- Early access image
- Developers: Intercept Games; Squad;
- Publisher: Private Division
- Director: Nate Simpson
- Producer: Nate Robinson
- Engine: Unity
- Platform: Windows;
- Release: February 24, 2023; (early access);
- Genre: Space flight simulation
- Mode: Single-player

= Kerbal Space Program 2 =

Space flight simulator video game

Kerbal Space Program 2 is an abandoned space flight simulation video game formerly developed by Intercept Games and published by Private Division, before the former was shut down. It is the sequel to 2015's Kerbal Space Program and was released in early access on February 24, 2023, for Windows only.

Take-Two Interactive began development of Kerbal Space Program 2 in 2017 and planned to release the game by 2020. However, development issues and delays related to the COVID-19 pandemic led to the game's release date being delayed multiple times. Layoffs at Intercept Games and Take-Two Interactive and the former's closure in 2024 has left the status of Kerbal Space Program 2s development unknown, with the game last receiving an update in June 2024.

==Gameplay==
Kerbal Space Program 2 features the same sandbox mechanics of Kerbal Space Program. During development, Private Division planned to add alternative propulsion methods, habitation modules, orbital and planetary colonies, a multiplayer mode, and interstellar travel to the final release of the game.

==Development==
Kerbal Space Program 2 was announced at Gamescom on August 19, 2019, and planned for release in early 2020. Star Theory Games, formerly Uber Entertainment, was initially responsible for developing the game. Kerbal Space Program 2s development team consulted a panel of field experts, including Dr. Uri Shumlak, the associate chair of the University of Washington's Aeronautics and Astronautics department, and Dr. Joel Green, an astrophysicist. The team stated that they aimed to make Kerbal Space Program 2 more accessible over the original game by including more tutorials in order to help players better understand the game's mechanics.

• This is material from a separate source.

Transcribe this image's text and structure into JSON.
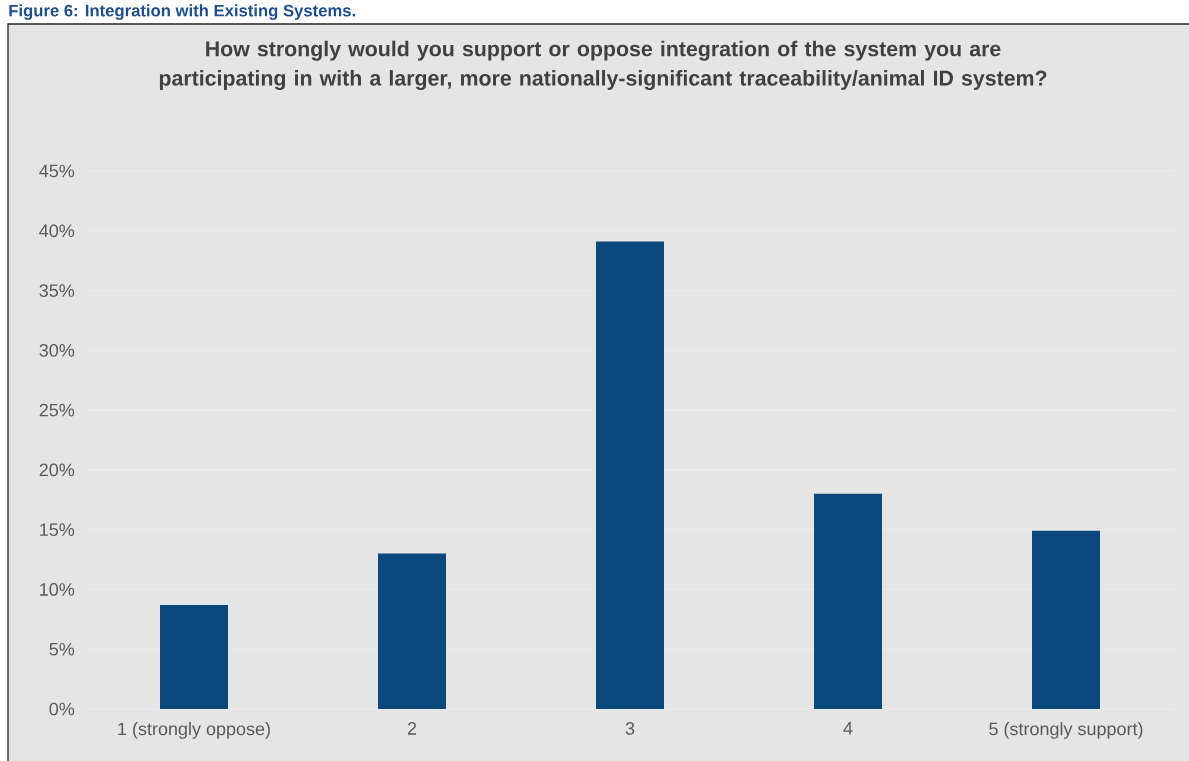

Due to the COVID-19 pandemic, the release date of Kerbal Space Program 2 was pushed back to Q3 2021. In 2020, Take-Two Interactive entered negotiations to acquire Star Theory Games. However, these plans faltered by June and Intercept Games was created under Private Division to take over development of the game. Over a third of the employees working at Star Theory Games, including the creative director and the lead producer, continued to work on Kerbal Space Program 2 at the new studio.

A series of announcements made in 2021 stated that the game would release on PlayStation 5 and Xbox Series X/S and that Squad, the developer of the original game, would also be involved in Kerbal Space Program 2's development. Repeated delays to Kerbal Space Program 2's release date from 2020 onwards resulted in the game's final early access release date being announced for early 2023. However, according to Engadget, the exploration game mode, colonies, interstellar travel, multiplayer, improved exploration, and resource gathering were to be added later into the game's development.

In December 2023, the first major roadmap update for Kerbal Space Program 2 titled "For Science!" was added to the game. A replacement for the original game's "Science" game mode, called "Exploration Mode", was added as part of this update.

According to Bloomberg, Take-Two Interactive was aiming to shut down Intercept Games in May 2024. The company denied these claims, which was later reaffirmed by the CEO of Take-Two Interactive, Strauss Zelnick. Former developers in the studio, such as design manager Quinn Duffy, claimed otherwise, indicating that the team would be laid off on June 28, 2024. In November 2024, Take-Two Interactive sold Private Division to an unspecified investor.

== Reception ==
Kerbal Space Program 2 has received mostly negative reviews since release. According to PC Gamer, players criticized the game for its poor technical performance, bugs and lack of content at launch; however, players praised the improved graphics, sound design and quality-of-life changes over Kerbal Space Program. The "For Science!" update was received positively for introducing bug fixes and a new progression-based game mode. The game was later review bombed on Steam after the reports of development team layoffs emerged in 2024.